Dr. Zhu is the director of PEER Suzhou Center. He is interested in developing and exploiting new catalytic methane conversion routes. His work spans the range from nonoxidative methane to ethylene conversion, photochemical methane activation, all the way to the application of solid oxide fuel cells. His past research focused on diamond photocatalysis, using emitted solvated electrons to reduce nitrogen and carbon dioxide, and heterogeneous catalysis including low temperature cellulose conversion
Ms. Sun is the chief financial officer at PEER. She is in charge of the finance, human resources and general management at PEER. Ms. Sun is also a Chartered Financial Analyst.
Prof. Goddard is the Charles and Mary Ferkel Professor of Chemistry and Applied Physics and Director of Materials and Process Simulation Center (MSC) at the California Institute of Technology.
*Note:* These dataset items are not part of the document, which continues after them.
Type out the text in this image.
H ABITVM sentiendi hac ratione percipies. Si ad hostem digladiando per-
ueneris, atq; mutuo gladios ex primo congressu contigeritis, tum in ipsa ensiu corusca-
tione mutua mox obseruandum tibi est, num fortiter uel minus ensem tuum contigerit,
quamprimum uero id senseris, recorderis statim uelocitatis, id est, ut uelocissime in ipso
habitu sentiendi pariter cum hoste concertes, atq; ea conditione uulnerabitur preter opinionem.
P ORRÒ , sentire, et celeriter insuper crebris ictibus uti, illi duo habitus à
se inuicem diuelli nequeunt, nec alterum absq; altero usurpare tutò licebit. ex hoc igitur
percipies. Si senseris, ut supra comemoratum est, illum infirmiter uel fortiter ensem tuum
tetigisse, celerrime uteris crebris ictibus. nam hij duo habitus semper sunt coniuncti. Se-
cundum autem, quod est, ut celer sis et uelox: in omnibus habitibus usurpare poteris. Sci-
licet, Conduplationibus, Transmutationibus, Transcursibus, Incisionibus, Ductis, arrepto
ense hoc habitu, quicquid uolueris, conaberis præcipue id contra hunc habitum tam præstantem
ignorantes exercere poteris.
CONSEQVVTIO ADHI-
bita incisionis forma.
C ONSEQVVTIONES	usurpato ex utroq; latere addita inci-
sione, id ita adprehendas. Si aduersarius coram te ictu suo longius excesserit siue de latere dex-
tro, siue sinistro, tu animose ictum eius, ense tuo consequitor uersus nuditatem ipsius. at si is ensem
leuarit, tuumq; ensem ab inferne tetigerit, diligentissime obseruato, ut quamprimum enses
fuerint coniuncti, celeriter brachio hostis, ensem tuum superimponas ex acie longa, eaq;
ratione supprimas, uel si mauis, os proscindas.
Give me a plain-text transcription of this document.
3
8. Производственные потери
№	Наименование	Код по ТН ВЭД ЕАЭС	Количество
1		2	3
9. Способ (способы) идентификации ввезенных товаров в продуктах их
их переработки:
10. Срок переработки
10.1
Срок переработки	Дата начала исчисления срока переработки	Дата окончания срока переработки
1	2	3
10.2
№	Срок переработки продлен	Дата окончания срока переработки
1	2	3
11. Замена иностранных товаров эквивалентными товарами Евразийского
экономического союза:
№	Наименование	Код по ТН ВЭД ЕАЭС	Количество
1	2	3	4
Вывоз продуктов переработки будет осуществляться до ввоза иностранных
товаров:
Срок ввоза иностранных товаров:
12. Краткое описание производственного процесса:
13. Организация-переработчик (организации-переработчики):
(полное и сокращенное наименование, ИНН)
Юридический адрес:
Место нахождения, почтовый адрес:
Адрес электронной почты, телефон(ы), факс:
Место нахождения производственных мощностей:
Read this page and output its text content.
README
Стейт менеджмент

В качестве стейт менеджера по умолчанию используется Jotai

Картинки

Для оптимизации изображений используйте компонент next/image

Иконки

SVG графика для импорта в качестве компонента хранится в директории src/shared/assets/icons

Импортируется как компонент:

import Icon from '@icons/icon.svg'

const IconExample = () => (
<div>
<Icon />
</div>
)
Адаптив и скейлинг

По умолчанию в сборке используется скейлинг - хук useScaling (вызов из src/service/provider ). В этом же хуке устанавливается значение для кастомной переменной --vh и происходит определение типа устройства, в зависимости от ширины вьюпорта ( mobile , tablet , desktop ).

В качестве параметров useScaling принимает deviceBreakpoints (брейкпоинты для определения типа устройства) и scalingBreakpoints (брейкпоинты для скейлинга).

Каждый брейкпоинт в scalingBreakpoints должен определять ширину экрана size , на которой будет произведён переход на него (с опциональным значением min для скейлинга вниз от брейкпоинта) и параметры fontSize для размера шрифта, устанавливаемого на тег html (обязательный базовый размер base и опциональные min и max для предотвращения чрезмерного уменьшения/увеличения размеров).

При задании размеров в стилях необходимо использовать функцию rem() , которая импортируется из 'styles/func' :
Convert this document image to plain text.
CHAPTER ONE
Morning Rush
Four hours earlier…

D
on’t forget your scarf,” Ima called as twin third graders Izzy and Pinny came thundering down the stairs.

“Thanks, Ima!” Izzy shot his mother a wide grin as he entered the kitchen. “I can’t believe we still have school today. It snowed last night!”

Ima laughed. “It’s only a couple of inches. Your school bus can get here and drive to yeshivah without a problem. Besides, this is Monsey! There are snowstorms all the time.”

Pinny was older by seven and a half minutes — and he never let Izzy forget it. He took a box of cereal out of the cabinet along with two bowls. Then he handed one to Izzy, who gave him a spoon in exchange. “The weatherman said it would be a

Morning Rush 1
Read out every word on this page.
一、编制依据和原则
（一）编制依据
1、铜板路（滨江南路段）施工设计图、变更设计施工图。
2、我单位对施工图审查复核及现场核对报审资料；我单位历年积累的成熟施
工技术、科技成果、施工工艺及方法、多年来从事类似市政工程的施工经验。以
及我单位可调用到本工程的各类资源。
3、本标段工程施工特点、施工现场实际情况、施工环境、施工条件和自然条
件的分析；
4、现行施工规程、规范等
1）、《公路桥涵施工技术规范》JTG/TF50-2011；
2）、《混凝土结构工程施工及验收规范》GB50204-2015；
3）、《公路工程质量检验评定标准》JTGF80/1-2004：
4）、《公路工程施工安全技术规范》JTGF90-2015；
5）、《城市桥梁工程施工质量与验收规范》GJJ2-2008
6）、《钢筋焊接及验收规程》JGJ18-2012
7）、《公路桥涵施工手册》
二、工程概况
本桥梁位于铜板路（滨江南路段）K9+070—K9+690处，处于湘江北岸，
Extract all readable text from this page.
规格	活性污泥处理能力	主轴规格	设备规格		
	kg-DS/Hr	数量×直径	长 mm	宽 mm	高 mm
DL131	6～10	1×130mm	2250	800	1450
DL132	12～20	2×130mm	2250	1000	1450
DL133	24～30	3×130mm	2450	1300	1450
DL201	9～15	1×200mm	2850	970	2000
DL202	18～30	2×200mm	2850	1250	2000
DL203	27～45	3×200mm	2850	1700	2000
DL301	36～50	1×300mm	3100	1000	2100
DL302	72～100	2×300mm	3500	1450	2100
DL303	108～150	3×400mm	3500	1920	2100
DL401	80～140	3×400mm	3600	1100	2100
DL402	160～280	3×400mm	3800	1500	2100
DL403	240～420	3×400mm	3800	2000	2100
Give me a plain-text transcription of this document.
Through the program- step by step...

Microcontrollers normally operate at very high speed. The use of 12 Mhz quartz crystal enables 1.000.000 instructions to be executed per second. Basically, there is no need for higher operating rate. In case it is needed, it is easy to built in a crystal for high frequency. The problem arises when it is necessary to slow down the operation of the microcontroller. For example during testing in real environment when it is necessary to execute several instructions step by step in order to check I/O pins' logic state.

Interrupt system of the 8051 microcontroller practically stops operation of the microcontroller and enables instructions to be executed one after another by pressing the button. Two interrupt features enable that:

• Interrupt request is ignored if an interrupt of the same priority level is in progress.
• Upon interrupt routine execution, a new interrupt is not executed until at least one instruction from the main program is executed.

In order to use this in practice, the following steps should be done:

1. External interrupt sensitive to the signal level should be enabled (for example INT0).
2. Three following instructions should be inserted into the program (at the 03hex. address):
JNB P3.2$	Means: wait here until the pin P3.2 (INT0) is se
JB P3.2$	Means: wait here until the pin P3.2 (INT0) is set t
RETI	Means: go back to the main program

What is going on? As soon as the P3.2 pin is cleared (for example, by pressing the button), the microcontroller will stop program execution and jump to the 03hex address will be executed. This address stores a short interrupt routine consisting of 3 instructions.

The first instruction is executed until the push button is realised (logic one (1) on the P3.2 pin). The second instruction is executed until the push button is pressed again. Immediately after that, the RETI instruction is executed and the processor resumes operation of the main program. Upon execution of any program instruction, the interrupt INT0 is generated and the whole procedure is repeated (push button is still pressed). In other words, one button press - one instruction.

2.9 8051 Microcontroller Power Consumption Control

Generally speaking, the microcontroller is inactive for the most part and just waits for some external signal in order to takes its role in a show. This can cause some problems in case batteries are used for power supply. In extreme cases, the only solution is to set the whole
He has made many contributions to theoretical chemistry, such as the generalized valence bond (GVB) method for ab initio electronic structure calculations and the ReaxFF force field for classical molecular dynamics simulations. Prof. Goddard is a member of the International Academy of Quantum Molecular Science and the U.S. National Academy of Sciences.
Prof. Gavalas is the Professor Emeritus of Chemical Engineering at Caltech. His research interests include inorganic membranes, Separations, clean fuel technology; and catalysis. Being a world-famous scientist in chemical engineering, Prof. Gavalas has made many important advances in the application of advanced mathematical tools to chemically reacting systems throughout his career.
Dr. Tang is the co-founder and director of PEER Institute. Dr. Tang is a world-renowned geochemist who uses the fundamental principles of chemistry to explain subterranean geochemical processes during the hydrocarbon formation, evolution and production stages, and to design and apply cost-effective oilfield chemicals for improve hydrocarbon recovery in the environmentally responsible manner. He has pioneered in applying molecular modeling and designing techniques to many fields of organic geochemistry, surface chemistry, reaction kinetics, and petroleum chemistry. Dr. Tang has served as the corporation consultant for a number of global energy production companies.
Prof. Wang is the Dick and Barbara Dickinson Professor of Chemical Engineering and the Executive Officer for Chemical Engineering at Caltech. Prof. Wang’s research group uses statistical mechanics to study a host of problems in the interdisciplinary areas of physical chemistry, material science and biophysics. A central goal of his work is to understand and predict properties based on the molecular characteristics of matter and systems, and to obtain simple insight to seemingly complex problems. His current activities revolve around three main themes: charged systems, including polyelectrolytes, salt-doped polymers, and electric double layers; nucleation or more generally barrier crossing in polymers and soft matter; and nonlinear rheology of polymer gels and entangled polymers.